Nota:-a la entrada del Museo coincidimos con una señora estupenda con acento argentino que subrayaba -ay, con cuánta razón- el hecho de que existiera una cola tan larga, cuando el pobre pintor sólo había podido vender un cuadro en toda su vida, viviendo siempre de prestado, a costa de la inmensa generosidad de Théo. La mujer resultó ser la viuda de un poeta argentino llamado Armando Tejada Gómez. Junto a nosotros apareció una pareja de argentinos que al oír hablar a esta mujer, se sumó a nuestra conversación y comenzó a recitar poemas de Armando Tejada. Fue un momento emotivo, de esos que a uno le costará olvidar. Debo decir que yo no conocía a este poeta que recoge toda la riqueza de la poesía oral argentina, como mi admirado José Larralde, uno de cuyos discos (cinta para mí) escuché mucho en aquellos años en los que uno era un pobretico muchacho que ensayaba versos y al que volví a escuchar (en otra voz) hace un par de años en Huelva, en uno de esos momentos mágicos que de cuando en cuando se asoman a tu vida.

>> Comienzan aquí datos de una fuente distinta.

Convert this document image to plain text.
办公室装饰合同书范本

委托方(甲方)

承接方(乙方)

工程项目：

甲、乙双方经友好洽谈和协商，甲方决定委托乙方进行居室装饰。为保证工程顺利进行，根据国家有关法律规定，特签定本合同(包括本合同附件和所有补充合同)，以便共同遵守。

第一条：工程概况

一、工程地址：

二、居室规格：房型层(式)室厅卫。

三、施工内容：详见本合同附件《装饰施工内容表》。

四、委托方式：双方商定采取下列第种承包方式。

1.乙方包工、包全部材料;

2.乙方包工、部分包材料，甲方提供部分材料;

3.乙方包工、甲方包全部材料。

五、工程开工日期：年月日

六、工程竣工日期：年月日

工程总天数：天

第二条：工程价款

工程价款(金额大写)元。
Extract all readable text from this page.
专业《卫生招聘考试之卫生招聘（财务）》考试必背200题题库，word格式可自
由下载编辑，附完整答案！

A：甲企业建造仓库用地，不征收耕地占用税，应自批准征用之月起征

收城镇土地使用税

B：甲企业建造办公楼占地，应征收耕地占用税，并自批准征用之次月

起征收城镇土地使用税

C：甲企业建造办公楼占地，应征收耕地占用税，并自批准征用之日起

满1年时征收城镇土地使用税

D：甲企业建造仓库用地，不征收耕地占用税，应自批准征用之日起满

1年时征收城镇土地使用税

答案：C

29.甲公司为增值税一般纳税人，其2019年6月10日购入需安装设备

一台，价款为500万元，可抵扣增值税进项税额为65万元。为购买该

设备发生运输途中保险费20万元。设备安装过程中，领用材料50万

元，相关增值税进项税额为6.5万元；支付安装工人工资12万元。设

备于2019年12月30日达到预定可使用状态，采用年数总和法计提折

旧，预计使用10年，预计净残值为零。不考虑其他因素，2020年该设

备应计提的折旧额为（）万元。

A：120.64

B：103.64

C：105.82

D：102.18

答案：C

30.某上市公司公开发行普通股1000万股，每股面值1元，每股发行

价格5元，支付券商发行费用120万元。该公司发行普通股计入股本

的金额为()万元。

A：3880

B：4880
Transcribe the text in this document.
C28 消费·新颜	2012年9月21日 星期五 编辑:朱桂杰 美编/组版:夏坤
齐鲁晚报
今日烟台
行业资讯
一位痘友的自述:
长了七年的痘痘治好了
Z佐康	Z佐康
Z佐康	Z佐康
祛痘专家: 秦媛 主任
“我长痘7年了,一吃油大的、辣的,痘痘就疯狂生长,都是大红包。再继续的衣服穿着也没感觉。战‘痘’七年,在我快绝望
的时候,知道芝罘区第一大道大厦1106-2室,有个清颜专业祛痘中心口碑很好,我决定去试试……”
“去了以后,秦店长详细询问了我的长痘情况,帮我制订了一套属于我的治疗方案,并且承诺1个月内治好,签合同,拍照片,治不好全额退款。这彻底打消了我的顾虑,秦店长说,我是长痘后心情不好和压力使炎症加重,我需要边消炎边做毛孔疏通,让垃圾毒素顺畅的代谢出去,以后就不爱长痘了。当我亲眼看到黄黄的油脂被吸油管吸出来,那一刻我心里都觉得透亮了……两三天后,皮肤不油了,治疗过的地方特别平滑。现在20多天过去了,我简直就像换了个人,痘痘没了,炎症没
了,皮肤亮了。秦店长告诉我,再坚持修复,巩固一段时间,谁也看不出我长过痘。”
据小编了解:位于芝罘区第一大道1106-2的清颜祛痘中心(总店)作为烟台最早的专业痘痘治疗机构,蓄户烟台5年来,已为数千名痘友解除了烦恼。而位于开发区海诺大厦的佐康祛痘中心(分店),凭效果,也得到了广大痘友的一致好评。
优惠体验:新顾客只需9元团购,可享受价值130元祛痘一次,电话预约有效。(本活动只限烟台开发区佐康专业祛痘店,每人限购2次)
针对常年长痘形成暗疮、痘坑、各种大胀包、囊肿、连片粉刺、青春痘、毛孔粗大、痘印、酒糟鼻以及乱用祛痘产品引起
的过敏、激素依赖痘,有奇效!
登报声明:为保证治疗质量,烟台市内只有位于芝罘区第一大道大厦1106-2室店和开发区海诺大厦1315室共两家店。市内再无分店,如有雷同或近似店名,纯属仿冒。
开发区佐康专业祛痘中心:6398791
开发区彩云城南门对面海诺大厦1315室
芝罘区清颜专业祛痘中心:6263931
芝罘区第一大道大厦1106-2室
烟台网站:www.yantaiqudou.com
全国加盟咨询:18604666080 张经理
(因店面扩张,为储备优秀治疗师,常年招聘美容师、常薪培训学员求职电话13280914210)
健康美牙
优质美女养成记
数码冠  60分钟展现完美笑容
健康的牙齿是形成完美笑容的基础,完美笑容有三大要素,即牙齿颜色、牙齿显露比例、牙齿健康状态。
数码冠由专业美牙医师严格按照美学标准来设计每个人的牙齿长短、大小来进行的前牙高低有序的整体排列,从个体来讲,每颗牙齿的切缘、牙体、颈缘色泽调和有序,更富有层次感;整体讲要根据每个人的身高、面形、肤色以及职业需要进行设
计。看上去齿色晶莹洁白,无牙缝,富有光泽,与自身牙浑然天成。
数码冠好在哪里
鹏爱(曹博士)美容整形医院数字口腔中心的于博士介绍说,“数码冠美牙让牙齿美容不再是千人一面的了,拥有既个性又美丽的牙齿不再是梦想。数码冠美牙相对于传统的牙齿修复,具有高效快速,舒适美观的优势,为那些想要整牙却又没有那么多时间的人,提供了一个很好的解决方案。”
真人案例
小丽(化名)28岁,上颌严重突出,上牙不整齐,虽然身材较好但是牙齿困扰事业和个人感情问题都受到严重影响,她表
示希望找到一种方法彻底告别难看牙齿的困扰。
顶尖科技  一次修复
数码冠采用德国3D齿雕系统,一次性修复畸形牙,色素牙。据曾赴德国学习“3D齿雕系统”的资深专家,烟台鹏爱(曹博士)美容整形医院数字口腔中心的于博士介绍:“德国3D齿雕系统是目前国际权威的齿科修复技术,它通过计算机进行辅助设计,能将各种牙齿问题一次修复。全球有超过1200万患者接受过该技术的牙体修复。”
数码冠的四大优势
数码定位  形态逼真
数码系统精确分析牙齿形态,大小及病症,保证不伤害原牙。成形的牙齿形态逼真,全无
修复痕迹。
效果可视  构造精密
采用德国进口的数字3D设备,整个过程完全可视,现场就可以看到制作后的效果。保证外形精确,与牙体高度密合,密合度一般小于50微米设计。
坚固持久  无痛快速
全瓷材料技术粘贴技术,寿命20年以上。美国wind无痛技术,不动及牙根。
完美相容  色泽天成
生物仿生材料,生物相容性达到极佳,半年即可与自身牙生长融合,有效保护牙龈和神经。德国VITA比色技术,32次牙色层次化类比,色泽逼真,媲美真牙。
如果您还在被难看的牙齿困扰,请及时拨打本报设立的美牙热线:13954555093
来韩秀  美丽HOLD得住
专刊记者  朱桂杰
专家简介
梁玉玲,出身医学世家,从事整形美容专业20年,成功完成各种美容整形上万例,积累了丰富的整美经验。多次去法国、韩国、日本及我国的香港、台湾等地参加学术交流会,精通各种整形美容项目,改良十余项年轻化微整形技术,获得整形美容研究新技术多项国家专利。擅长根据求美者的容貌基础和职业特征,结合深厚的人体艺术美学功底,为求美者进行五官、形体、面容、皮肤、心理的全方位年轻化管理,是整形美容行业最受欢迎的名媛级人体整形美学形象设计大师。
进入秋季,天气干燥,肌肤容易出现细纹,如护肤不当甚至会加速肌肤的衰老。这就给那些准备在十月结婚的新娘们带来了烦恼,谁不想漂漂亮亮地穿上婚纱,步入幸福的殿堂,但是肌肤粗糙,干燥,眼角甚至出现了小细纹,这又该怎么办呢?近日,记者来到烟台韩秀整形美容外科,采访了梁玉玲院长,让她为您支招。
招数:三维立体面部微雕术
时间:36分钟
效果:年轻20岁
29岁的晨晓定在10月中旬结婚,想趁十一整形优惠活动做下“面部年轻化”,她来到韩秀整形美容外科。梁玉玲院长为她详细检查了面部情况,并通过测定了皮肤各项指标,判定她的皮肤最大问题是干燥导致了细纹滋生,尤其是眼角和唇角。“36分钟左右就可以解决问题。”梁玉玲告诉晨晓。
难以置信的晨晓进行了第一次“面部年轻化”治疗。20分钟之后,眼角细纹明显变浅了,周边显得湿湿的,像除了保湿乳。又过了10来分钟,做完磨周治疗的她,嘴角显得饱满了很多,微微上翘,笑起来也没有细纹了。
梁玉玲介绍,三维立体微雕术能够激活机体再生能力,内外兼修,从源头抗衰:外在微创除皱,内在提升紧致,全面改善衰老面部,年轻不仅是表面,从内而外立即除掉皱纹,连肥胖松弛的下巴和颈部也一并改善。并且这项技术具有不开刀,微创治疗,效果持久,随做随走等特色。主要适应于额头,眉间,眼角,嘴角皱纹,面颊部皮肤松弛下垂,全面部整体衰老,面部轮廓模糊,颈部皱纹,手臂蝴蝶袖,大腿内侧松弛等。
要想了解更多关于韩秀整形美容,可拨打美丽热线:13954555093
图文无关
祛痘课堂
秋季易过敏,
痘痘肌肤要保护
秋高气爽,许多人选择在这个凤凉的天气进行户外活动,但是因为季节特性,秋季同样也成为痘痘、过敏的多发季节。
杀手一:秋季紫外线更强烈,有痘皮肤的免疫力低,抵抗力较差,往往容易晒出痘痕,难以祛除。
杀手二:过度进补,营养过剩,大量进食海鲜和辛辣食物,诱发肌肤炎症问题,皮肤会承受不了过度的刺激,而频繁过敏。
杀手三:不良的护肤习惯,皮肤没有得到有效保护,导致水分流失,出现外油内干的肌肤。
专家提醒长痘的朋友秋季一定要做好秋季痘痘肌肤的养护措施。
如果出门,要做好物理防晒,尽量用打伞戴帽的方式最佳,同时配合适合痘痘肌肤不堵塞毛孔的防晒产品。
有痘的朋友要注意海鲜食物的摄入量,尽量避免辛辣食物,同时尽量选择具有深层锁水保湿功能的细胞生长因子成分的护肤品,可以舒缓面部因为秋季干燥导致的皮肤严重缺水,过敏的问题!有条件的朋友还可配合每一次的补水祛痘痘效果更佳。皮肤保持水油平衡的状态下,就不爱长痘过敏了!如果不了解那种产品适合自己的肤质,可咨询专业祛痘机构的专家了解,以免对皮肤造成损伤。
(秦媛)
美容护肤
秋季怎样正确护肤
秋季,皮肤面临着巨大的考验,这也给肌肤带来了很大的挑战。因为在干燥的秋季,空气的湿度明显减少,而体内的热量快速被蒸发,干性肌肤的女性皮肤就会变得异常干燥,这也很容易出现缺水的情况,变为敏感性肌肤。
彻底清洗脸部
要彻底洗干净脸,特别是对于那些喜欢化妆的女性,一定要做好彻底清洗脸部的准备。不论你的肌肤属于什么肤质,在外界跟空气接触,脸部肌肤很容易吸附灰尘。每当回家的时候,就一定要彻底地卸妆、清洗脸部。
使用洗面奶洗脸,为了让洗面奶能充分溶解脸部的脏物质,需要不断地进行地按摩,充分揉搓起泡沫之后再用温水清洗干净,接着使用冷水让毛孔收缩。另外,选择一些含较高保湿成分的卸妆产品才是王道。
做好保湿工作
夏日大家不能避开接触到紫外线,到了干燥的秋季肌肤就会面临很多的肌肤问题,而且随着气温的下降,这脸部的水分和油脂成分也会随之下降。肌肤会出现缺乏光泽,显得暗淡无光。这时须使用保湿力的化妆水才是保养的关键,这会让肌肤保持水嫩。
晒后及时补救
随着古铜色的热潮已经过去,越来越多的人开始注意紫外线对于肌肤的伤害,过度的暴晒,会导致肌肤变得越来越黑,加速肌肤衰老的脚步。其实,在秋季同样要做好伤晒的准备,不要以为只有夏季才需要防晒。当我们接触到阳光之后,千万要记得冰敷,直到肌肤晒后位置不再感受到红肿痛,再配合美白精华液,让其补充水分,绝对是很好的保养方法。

Os dejo con un poema completamente autobiográfico de este poeta argentino de poderosas metáforas fallecido en el 92 y que tuvo una madre que supo, según nos contó su esposa, confiarle esa relación natural con la metáfora. En Tejada hay algo de esa fuerza telúrica, surgida del barro, como en Van Gogh, pero también el canto de lo humano, ese sudor que transpiran sus versos, ese conocimiento empírico, esa calle hirviendo por sus venas.


Hay un niño en la callede Armando Tejada Gómez


A esta hora, exactamente,
hay un niño en la calle.


Le digo amor, me digo, recuerdo que yo andaba
con las primeras luces de mi sangre, vendiendo
un oscura vergüenza, la historia, el tiempo,
diarios,
porque es cuando recuerdo también las presidencias,
urgentes abogados, conservadores, asco,
cuando subo a la vida juntando la inocencia,
mi niñez triturada por escasos centavos,
por la cantidad mínima de pagar la estadía
como un vagón de carga
y saber que a esta hora mi madre está esperando,
quiero decir, la madre del niño innumerable
que sale y nos pregunta con su rostro de madre:
qué han hecho de la vida,
dónde pondré la sangre,
qué haré con mi semilla si hay un niño en la calle.
Es honra de los hombres proteger lo que crece,
cuidar que no haya infancia dispersa por las calles,
evitar que naufrague su corazón de barco,
su increíble aventura de pan y chocolate,
transitar sus países de bandidos y tesoros
poniéndole una estrella en el sitio del hambre,
de otro modo es inútil ensayar en la tierra
la alegría y el canto,
de otro modo es absurdo
porque de nada vale si hay un niño en la calle.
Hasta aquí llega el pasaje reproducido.